Degradasi lahan yang terjadi akan mengakibatkan meluasnya kerusakan lahan
terutama kerusakan lahan hutan. Pengurangan luas hutan yang masih berlangsung
sampai saat ini disebabkan antara lain oleh penebangan liar, pembukaan hutan,
dan lain sebagainya akan mengakibatkan terganggunya hutan. Kerusakan ini akan
berakibat semakin meluasnya lahan kritis, terutama lahan kritis dalam Daerah
Aliran Sungai (DAS).

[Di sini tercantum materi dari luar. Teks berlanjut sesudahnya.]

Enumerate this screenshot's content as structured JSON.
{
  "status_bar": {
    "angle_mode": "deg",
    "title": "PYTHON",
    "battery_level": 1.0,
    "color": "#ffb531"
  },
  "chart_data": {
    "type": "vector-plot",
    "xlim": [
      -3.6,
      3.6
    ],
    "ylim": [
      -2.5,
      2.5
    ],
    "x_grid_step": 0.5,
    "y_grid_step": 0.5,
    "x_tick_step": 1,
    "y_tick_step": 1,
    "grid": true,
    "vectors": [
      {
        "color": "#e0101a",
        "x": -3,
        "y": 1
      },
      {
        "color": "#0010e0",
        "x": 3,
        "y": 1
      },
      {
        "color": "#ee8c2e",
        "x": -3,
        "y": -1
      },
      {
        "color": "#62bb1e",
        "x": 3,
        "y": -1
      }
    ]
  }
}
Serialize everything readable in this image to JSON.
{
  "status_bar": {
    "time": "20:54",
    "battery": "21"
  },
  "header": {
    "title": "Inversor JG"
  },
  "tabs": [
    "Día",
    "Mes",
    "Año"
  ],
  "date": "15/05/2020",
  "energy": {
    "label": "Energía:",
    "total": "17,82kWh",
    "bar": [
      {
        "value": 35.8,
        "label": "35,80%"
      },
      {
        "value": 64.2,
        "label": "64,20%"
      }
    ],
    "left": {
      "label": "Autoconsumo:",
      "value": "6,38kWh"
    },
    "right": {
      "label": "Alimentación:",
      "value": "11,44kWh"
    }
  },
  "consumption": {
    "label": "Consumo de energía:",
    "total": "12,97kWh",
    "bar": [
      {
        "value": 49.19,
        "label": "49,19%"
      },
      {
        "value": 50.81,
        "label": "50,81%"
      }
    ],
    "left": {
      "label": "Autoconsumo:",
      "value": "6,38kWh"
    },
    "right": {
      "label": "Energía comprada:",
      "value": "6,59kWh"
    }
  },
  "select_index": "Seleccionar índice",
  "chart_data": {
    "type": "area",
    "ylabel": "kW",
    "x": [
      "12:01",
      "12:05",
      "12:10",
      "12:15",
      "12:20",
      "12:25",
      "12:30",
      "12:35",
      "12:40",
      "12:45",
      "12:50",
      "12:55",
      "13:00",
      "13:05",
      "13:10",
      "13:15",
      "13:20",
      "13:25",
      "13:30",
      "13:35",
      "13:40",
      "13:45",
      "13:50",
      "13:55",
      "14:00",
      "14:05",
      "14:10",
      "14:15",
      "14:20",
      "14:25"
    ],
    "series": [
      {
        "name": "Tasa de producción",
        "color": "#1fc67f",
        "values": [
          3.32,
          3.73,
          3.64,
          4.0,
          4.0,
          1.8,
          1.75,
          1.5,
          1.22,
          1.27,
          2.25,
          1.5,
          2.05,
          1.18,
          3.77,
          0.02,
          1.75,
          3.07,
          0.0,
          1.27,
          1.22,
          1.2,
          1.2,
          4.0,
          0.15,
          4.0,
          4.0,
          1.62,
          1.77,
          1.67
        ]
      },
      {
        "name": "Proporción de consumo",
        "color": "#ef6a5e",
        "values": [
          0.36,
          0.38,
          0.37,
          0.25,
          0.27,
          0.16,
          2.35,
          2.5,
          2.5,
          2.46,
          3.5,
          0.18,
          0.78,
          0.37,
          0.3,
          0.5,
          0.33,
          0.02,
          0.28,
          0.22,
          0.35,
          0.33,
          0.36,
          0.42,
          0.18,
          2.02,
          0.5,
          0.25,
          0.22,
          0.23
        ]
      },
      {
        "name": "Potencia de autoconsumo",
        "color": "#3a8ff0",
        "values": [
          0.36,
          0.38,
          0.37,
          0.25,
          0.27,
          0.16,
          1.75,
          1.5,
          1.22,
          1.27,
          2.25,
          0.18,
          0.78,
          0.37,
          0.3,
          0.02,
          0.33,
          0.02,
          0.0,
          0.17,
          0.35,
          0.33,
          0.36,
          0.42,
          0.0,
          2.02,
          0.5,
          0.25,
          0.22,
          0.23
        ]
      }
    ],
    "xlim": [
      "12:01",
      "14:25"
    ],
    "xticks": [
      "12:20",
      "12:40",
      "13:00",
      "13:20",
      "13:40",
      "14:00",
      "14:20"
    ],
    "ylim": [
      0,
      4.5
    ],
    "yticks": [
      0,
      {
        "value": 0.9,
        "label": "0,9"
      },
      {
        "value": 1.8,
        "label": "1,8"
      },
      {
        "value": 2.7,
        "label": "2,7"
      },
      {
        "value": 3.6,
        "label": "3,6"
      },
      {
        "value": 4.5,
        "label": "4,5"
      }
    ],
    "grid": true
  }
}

Kerusakan lahan di DAS akan mengakibatkan kerusakan pada
banyak hal seperti, air sungai yang sangat keruh, pendangkalan di sungai dan
waduk (sedimentasi), penggerusan tebing sungai, pencucian hara tanah,
menipisnya solum tanah, dan menurunnya produktivitas lahan yang merupakan
sebagian dari dampak terjadinya erosi.
Terbatasnya lahan untuk tempat tinggal manusia
juga mempengaruhi sedikitnya volume
tempat penampungan sampah, hal ini tentunya turut berperan dalam
pencemaran lingkungan baik tanah, air, maupun udara. Tidak jarang pula penduduk
lebih memilih membuang sampah di sungai daripada di tempat sampah. Kebiasaan
ini akan berdampak pada lingkungan, selain menimbulkan bau menyengat, hal ini
juga menyebabkan eutrofikasi yang dapat menurunkan kualitas perairan menurun
baik pada kualitas air maupun biota perairan yang ada di sungai.
1.2
Rumusan
Masalah
Berdasarkan uraian tersebut
maka rumusan masalah makalah ini yaitu apakah pengertian dari sedimentasi,
erosi, dan eutrofikasi; bagaimana proses terjadinya, jenis, dan akibat dari
ketiga hal tersebut (sedimentasi, erosi, dan eutrofikasi).
1.3
Tujuan
Tujuan dari pembuatan makalah
ini untuk mngetahui pengertian, proses terjadinya, jenis, dan akibat dari
sedimentasi, erosi, dan eutrofikasi.
BAB II
ISI
2.1 Pengertian Sedimentasi
Sedimen adalah hasil proses erosi, baik berupa erosi permukaan,
erosi parit, atau jenis erosi tanah lainnya. Sedimen umumnya mengendap dibagian
bawah kaki bukit, di daerah genangan banjir, di saluran air, sungai, dan waduk.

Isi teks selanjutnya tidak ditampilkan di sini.